The future, however, does not appear to be much brighter.

First diagnosed with AVN in her early twenties, two decades later Ms Morrison has progressed to stage five requiring total hip replacement surgery.

“The last time I was discharged from the hospital they gave me a prescription for a wheelchair. I took that prescription and I tore it up,” she recalled.

“The doctors said the more I walk on my legs they are going to snap, but I have to walk because I’m catching the bus carrying my daughter to school. There are stairs where I live. Who’s going to push me in that wheelchair? Who’s going to get me from to and fro? If I’m in a wheelchair, who’s going to support my child?”

Although relatives take turns acting as a guardian for her younger daughter, for Ms Morrison her illness has been a lonely and isolating journey up to last year when she connected with the Bahamas Sickle Cell Association.

“They are a life-line. They are my support network,” she said of its members. “Support is like a medicine. It shows you there is something to live for. When you don’t have that support it’s like, ‘Why am I even here?’ Nobody cares except for my children.”

In the past, when her younger daughter needed her, Ms Morrison has checked herself out of the hospital or asked to be released. Although she has missed Annasia’s sixth grade graduation and the soon-to-be high schooler is anxious for her mom to come home, it doesn’t appear as if the patient will be leaving the hospital any time soon.

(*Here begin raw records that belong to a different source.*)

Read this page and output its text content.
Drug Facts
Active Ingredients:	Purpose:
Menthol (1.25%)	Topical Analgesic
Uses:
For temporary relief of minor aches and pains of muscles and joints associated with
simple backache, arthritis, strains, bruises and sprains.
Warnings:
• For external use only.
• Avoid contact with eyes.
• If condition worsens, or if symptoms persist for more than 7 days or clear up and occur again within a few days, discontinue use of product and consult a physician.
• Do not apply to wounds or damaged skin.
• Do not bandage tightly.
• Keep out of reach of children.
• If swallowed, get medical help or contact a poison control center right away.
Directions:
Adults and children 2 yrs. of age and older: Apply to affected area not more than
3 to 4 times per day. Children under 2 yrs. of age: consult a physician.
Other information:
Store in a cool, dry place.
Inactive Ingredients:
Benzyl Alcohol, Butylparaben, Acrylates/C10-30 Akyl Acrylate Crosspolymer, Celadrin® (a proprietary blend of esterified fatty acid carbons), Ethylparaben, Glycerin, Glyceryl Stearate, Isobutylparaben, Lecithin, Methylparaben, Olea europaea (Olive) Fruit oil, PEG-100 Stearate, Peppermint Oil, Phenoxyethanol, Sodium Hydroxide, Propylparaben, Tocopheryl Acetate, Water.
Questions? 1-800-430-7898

At the time of this interview Ms Morrison needed to have a port-a-cath implanted allowing easy access to a major vein for long-term intravenous therapy. She also required more than the pint of blood previously received.

“Doctors have told me I have nine lives. I always recover, but it’s because of my kids,” she said. “There is a stigma attached to the disease, but sickle cell is not a death sentence.”